00000001000010f8 struct __objc_method {
  aPrintstring, // name
  aV240816, // signature
  -[Printer printString:] // implementation
}

0000000100001110 struct __objc_method {
  aCxxdestruct, // name
  aV1608, // signature
  -[Printer .cxx_destruct] // implementation
}

0000000100001128 struct __objc_method {
  aStrtoprint_100000f18, // name
  a1608, // signature
  -[Printer str_to_print] // implementation
}

0000000100001140 struct __objc_method {
  aSetstrtoprint, // name
  aV240816, // signature
  -[Printer setStr_to_print:] // implementation
}

This is what we're looking for — let's take a closer look. This is a list of methods, defined by the __objc_method_list structure. We have a list of five methods here, some of which we defined (e.g. printString) and some we didn't (e.g. cxx_destruct). Each of these entries have pointers to the implementation functions too (I'm using Hopper here, which is very friendly to Objective-C disassembly and function demangling, which is why this section of the disassembly is so easy to read).
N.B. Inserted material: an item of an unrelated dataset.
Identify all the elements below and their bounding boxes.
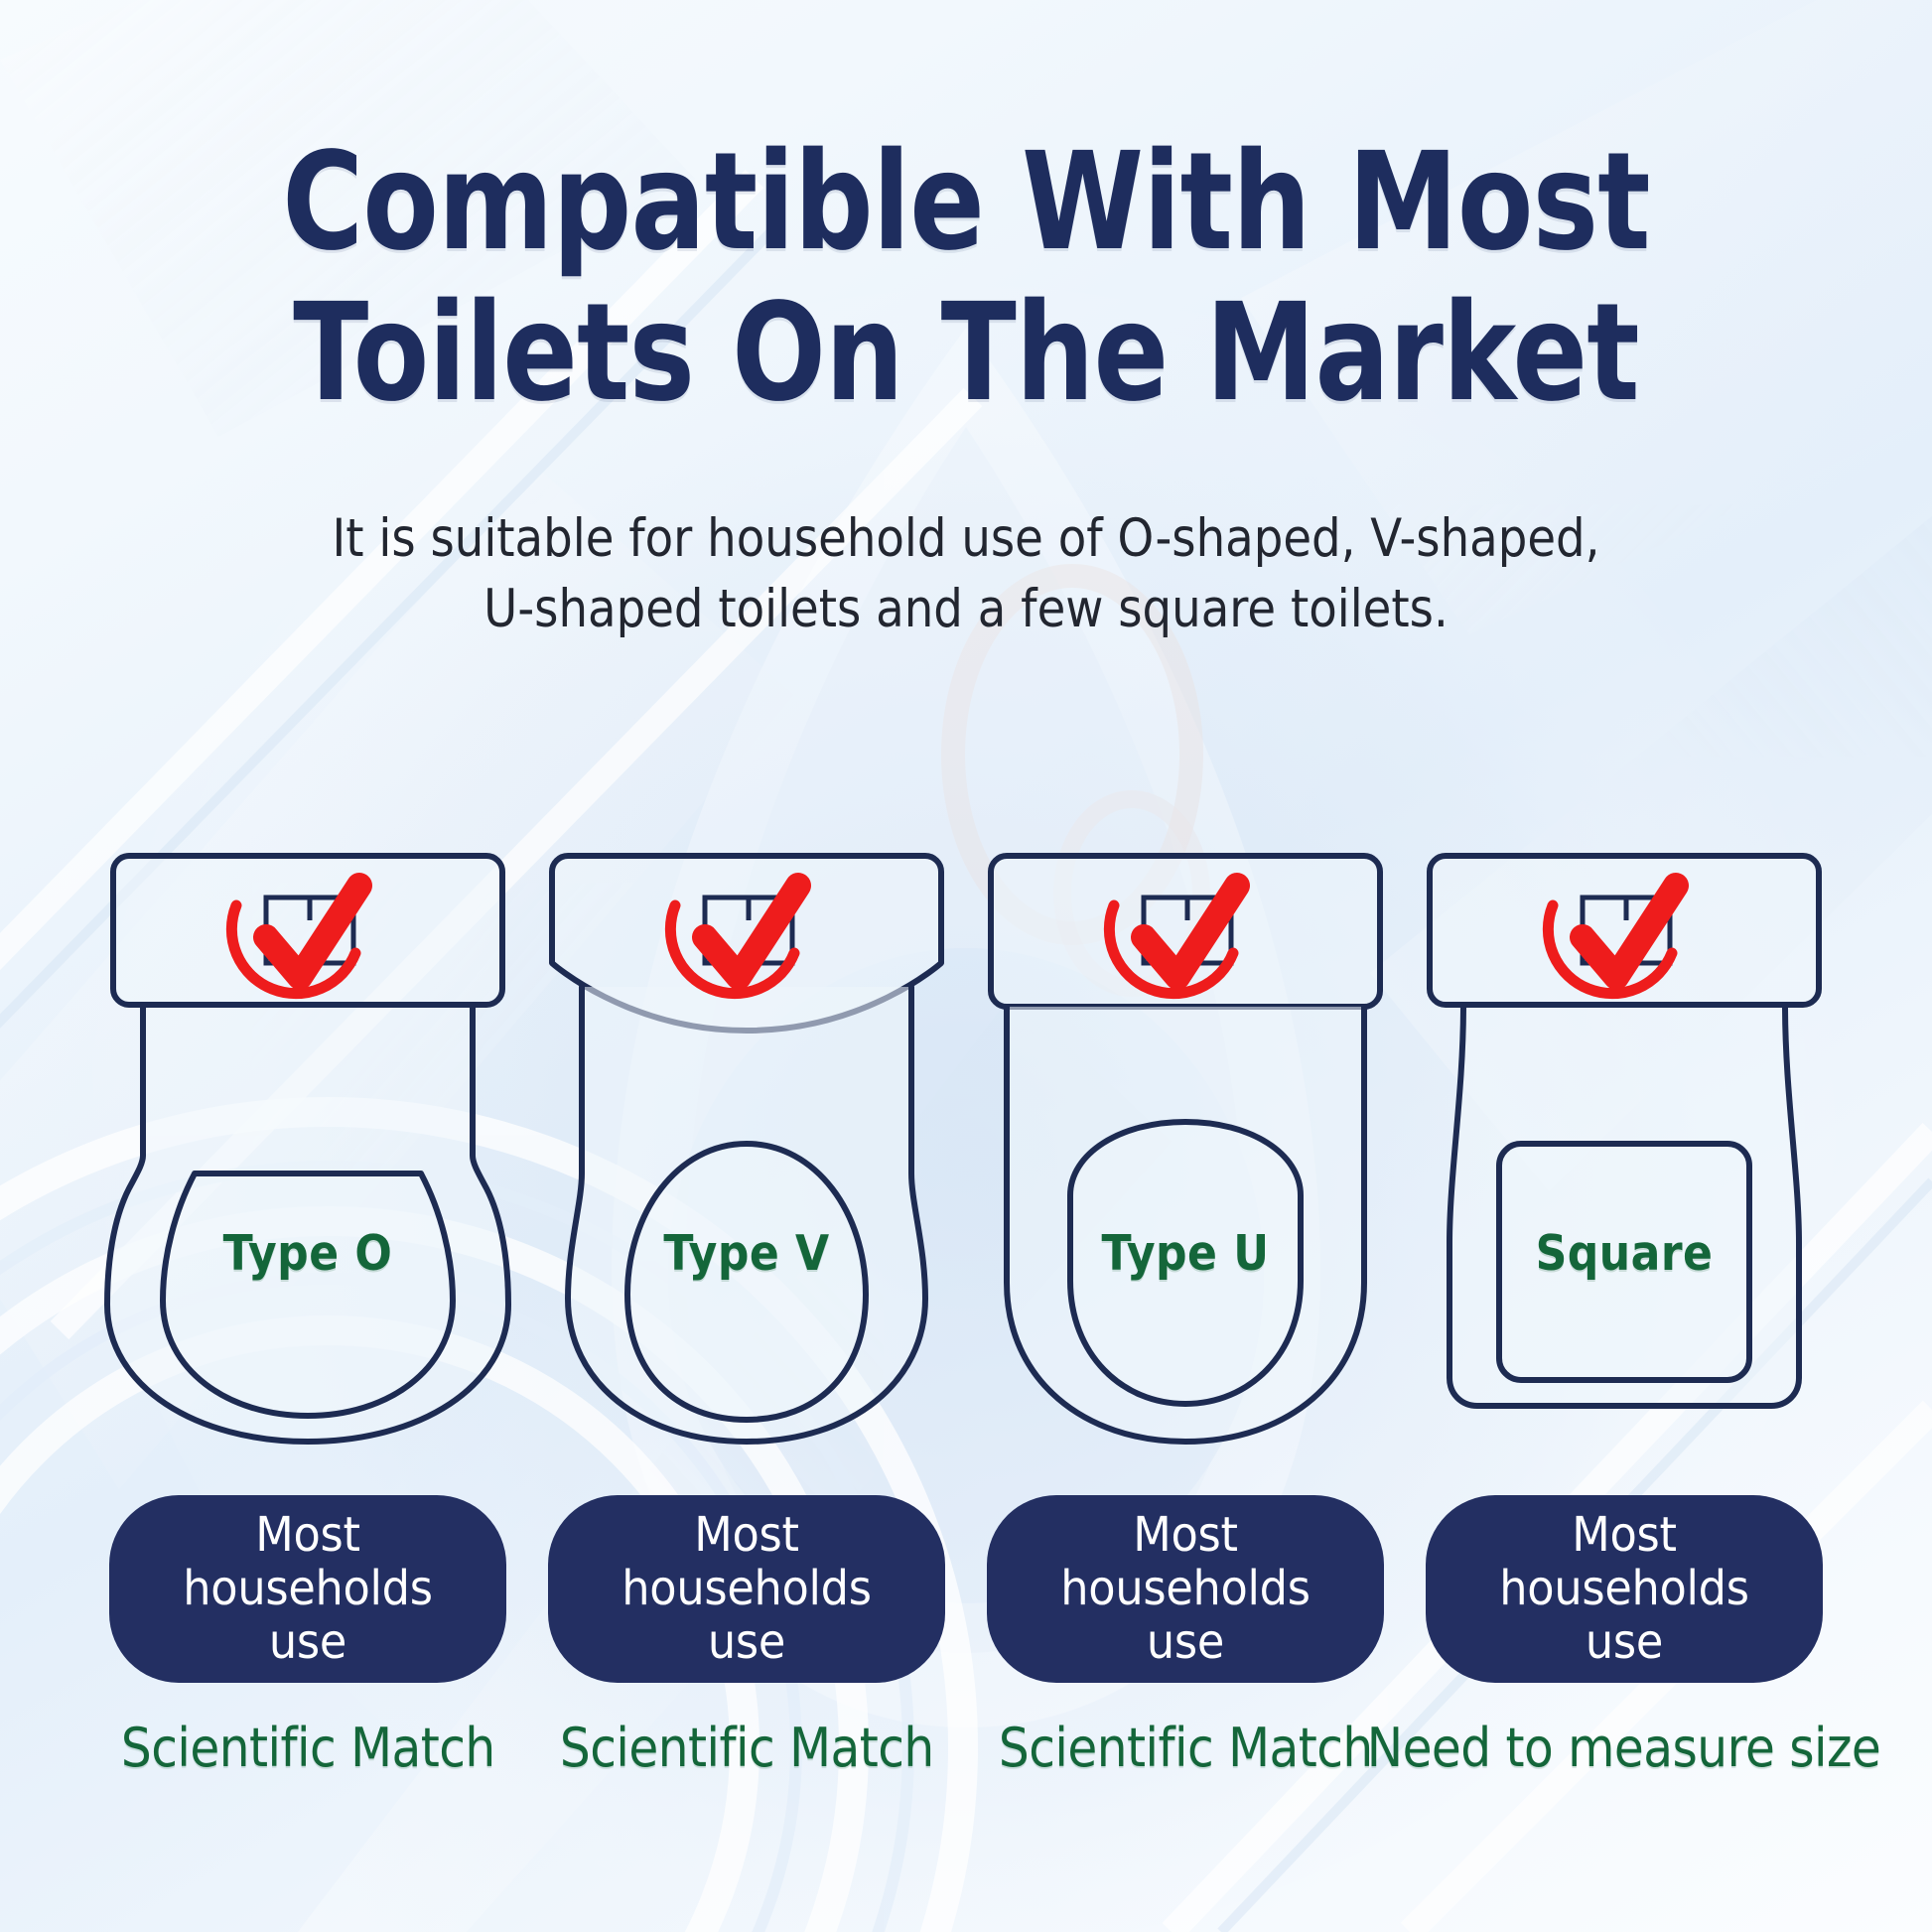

Each of the method structures define the method name, signature, and a pointer to an implementation function. Let's take a look at the decompiled printString method implementation:

-(void)printString:(void *)arg2 {
  var_18 = 0x0;
  objc_storeStrong(&var_18, arg2);
  [self setStr_to_print:var_18];
  [self printMsg];
  objc_storeStrong(&var_18, 0x0);
  return;
}

And here's our original:

- (void) printString: (NSString*) message {
  self.str_to_print = message;
  [self printMsg];
}

Pretty close! We have a few extra things in the decompiled method related to reference counting, but the code is pretty much what we'd expect.

So now we see how classes are defined, or at least some of the major elements (we haven't discussed Protocols or Properties, for example, but you can see how properties are supported in the disassembly here, specifically via the setStr_to_print method).

There's lots of interesting stuff to continue to unravel here — how these methods are actually called, for example, or how Protocols are supported, or why we see the data stored in the executable that seems a bit off from header file definitions. We'll continue to explore some of this later, but it's time we took a look at how this kind of thing is implemented in Swift.